The regulatory easing that began in 2015, around the time Toss rolled out, also brought in some of Korea’s biggest internet companies and banks into the fintech sector. And there’s more on the way, for instance, with the Korean government’s plans to adopt a regulatory “sandbox” for the financial industry to experiment with new innovations.
For Toss, which has enjoyed a first-mover advantage to date, that means more competition. “I think other online payment platforms, such as KakaoPay, NaverPay, and SamsungPay have their own strength that is better than Toss in terms of customer asset and ecosystems they’re based on,” said Jin Jo of KPMG Korea.
Kakao and Naver, the country’s two largest internet companies, can exploit their existing platforms to tap a user base many times larger than Toss’s current reach. “For instance, KakaoPay can leverage KakaoTalk’s 50 million active users, which account for most of the Korean population and O2O [online-to-offline] platforms,” he added. “NaverPay always can be directly linked to Naver’s searching and shopping experience.”
Armed to the teeth
Lee can sense there’s a war coming, which is why he wants to bolster his defenses with more than $100 million next year. To cement Toss’s position as competition intensifies, Lee not only needs more marketing dollars, but also more services to keep users hooked.
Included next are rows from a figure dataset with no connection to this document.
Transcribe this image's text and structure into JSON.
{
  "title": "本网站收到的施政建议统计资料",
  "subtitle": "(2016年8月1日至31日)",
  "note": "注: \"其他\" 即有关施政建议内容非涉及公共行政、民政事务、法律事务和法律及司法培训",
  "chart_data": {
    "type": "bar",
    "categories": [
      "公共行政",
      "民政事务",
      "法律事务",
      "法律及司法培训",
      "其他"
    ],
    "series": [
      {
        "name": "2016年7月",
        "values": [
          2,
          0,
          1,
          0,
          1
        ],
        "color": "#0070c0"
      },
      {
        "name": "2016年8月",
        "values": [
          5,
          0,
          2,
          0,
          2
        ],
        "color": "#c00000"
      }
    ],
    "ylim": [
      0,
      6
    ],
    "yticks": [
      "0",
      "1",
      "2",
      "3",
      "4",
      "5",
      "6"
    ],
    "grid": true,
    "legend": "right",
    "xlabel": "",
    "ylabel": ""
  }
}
So, Toss is working on a trading platform for securities and expanding into wealth management, among other things. “Millennials (in Korea are) really open and ready to embrace really good investments measures, but the accessibility or usability (of existing platforms) is painful,” Lee explained.
All of this won’t happen in-house at Toss, which currently has a team of 160. Instead, Lee wants to use part of the funds he’s planning to raise for acquisitions. “We may need to acquire some company who’s trying to build this platform for each individual industry, such as insure-tech,” he added.
To analysts like Frost & Sullivan’s Das, Toss’s intention to quickly build a wider platform with a large user base seems right. “Otherwise,” he said, “I sense that these companies will be acquired by existing majors with high cash reserves.”
For Toss, the final piece of the plan is to test the waters outside of Korea.
Vietnam, in particular, is a target. The Southeast Asian country lacks a dominant fintech player, or a major internet company, like Naver, that has a messenger service and a fintech arm. Well over of half of its 92 million residents are millennials, most of whom are smartphone users. Lee is also betting on Vietnam’s fractious past with China to keep other foreign big fish out. “They really hate WeChat and AliPay,” he said.
“I think we can really build a good operation,” Lee said, “because we already have a really successful playbook in South Korea.”